Step 4: Add cost attribution. Even if it’s not a compliance requirement, token costs per agent and per user will become important as you scale. Do this now while it’s easy.

Step 5: Test your audit story before you need it. Pick a specific agent run from last week. Can you reconstruct exactly what happened? If not, your observability is a gap you need to close before a real audit forces the issue.

How does Auxot handle AI agent observability?

Auxot logs every agent interaction by default — the full prompt, the model, the tool calls, the output, timing, and cost. Logs are stored on your own infrastructure, not ours. You define who has access.

For teams in regulated industries, this means your audit trail exists, is structured, and is yours to query and export. No support ticket required to pull records for a compliance review.

Every agent run in Auxot is associated with the specific user who triggered it, the agent configuration that handled it, and the model that processed it. If an auditor asks what your AI did with a patient’s record on a specific date, you can answer that question from your own data.

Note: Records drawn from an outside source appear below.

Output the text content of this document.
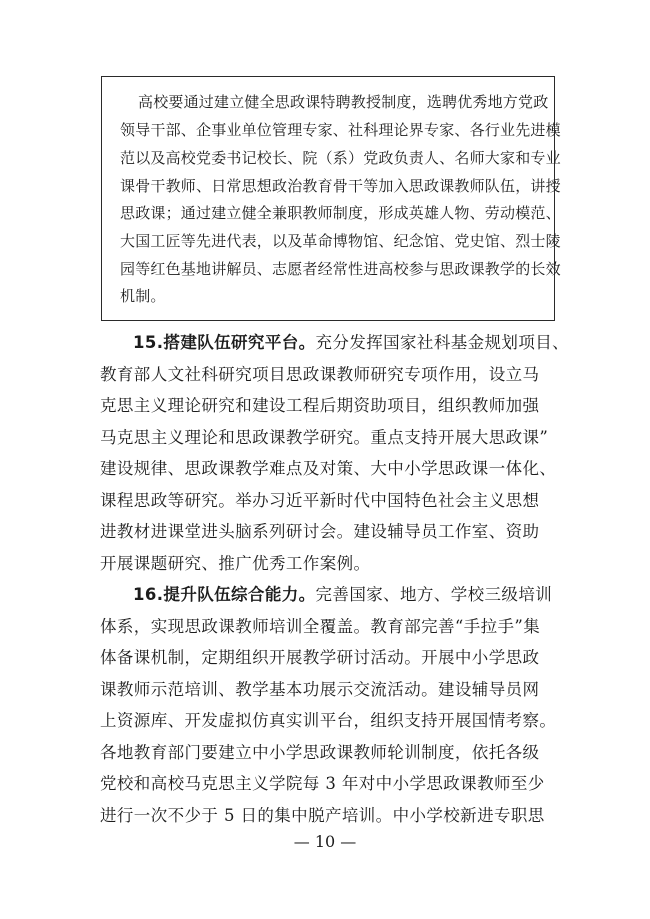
高校要通过建立健全思政课特聘教授制度，选聘优秀地方党政
领导干部、企事业单位管理专家、社科理论界专家、各行业先进模
范以及高校党委书记校长、院（系）党政负责人、名师大家和专业
课骨干教师、日常思想政治教育骨干等加入思政课教师队伍，讲授
思政课；通过建立健全兼职教师制度，形成英雄人物、劳动模范、
大国工匠等先进代表，以及革命博物馆、纪念馆、党史馆、烈士陵
园等红色基地讲解员、志愿者经常性进高校参与思政课教学的长效
机制。
15.搭建队伍研究平台。充分发挥国家社科基金规划项目、
教育部人文社科研究项目思政课教师研究专项作用，设立马
克思主义理论研究和建设工程后期资助项目，组织教师加强
马克思主义理论和思政课教学研究。重点支持开展大思政课”
建设规律、思政课教学难点及对策、大中小学思政课一体化、
课程思政等研究。举办习近平新时代中国特色社会主义思想
进教材进课堂进头脑系列研讨会。建设辅导员工作室、资助
开展课题研究、推广优秀工作案例。
16.提升队伍综合能力。完善国家、地方、学校三级培训
体系，实现思政课教师培训全覆盖。教育部完善“手拉手”集
体备课机制，定期组织开展教学研讨活动。开展中小学思政
课教师示范培训、教学基本功展示交流活动。建设辅导员网
上资源库、开发虚拟仿真实训平台，组织支持开展国情考察。
各地教育部门要建立中小学思政课教师轮训制度，依托各级
党校和高校马克思主义学院每 3 年对中小学思政课教师至少
进行一次不少于 5 日的集中脱产培训。中小学校新进专职思
— 10 —
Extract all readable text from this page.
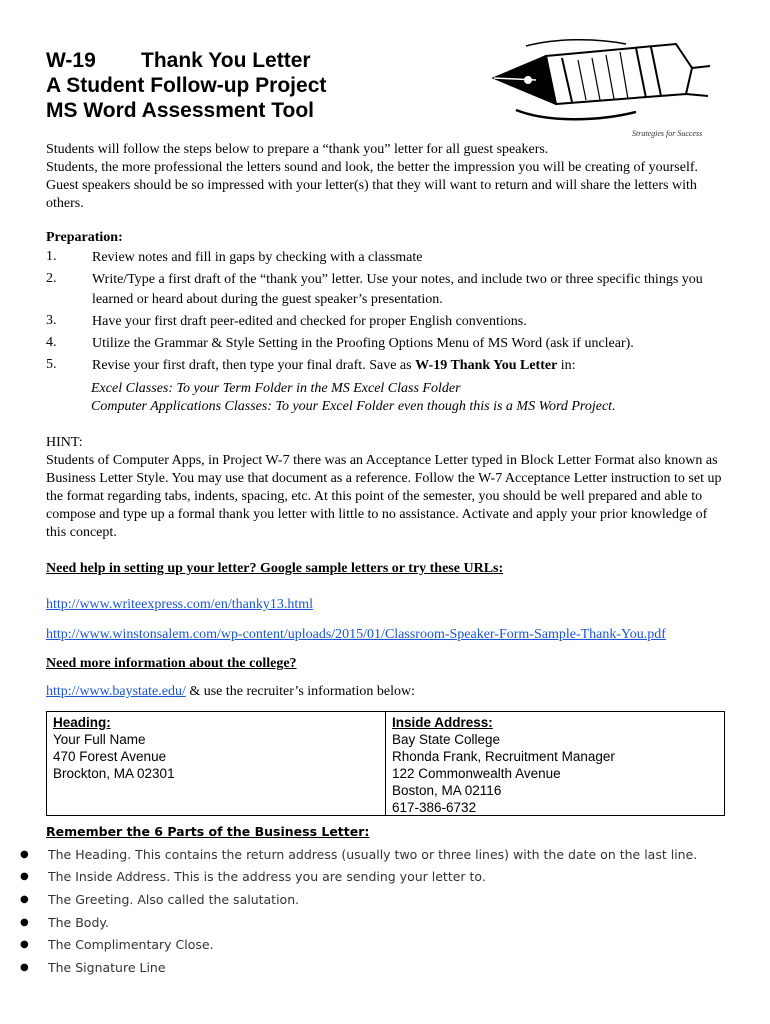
W-19 Thank You Letter
A Student Follow-up Project
MS Word Assessment Tool
Strategies for Success
Students will follow the steps below to prepare a “thank you” letter for all guest speakers.
Students, the more professional the letters sound and look, the better the impression you will be creating of yourself. Guest speakers should be so impressed with your letter(s) that they will want to return and will share the letters with others.
Preparation:
1.	Review notes and fill in gaps by checking with a classmate
2.	Write/Type a first draft of the “thank you” letter. Use your notes, and include two or three specific things you learned or heard about during the guest speaker’s presentation.
3.	Have your first draft peer-edited and checked for proper English conventions.
4.	Utilize the Grammar & Style Setting in the Proofing Options Menu of MS Word (ask if unclear).
5.	Revise your first draft, then type your final draft. Save as W-19 Thank You Letter in:
Excel Classes: To your Term Folder in the MS Excel Class Folder
Computer Applications Classes: To your Excel Folder even though this is a MS Word Project.
HINT:
Students of Computer Apps, in Project W-7 there was an Acceptance Letter typed in Block Letter Format also known as Business Letter Style. You may use that document as a reference. Follow the W-7 Acceptance Letter instruction to set up the format regarding tabs, indents, spacing, etc. At this point of the semester, you should be well prepared and able to compose and type up a formal thank you letter with little to no assistance. Activate and apply your prior knowledge of this concept.
Need help in setting up your letter? Google sample letters or try these URLs:
http://www.writeexpress.com/en/thanky13.html
http://www.winstonsalem.com/wp-content/uploads/2015/01/Classroom-Speaker-Form-Sample-Thank-You.pdf
Need more information about the college?
http://www.baystate.edu/ & use the recruiter’s information below:
Heading:
Your Full Name
470 Forest Avenue
Brockton, MA 02301
Inside Address:
Bay State College
Rhonda Frank, Recruitment Manager
122 Commonwealth Avenue
Boston, MA 02116
617-386-6732
Remember the 6 Parts of the Business Letter:
●	The Heading. This contains the return address (usually two or three lines) with the date on the last line.
●	The Inside Address. This is the address you are sending your letter to.
●	The Greeting. Also called the salutation.
●	The Body.
●	The Complimentary Close.
●	The Signature Line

If you want to see how this works in practice, start with the tutorials →

Or, if you’re ready to run agents with built-in observability on your own hardware: install Auxot →


AI observability is a fast-moving space. The frameworks are getting better. The compliance requirements are getting clearer. The teams that instrument their agents correctly from the start will spend a lot less time retrofitting controls after the fact.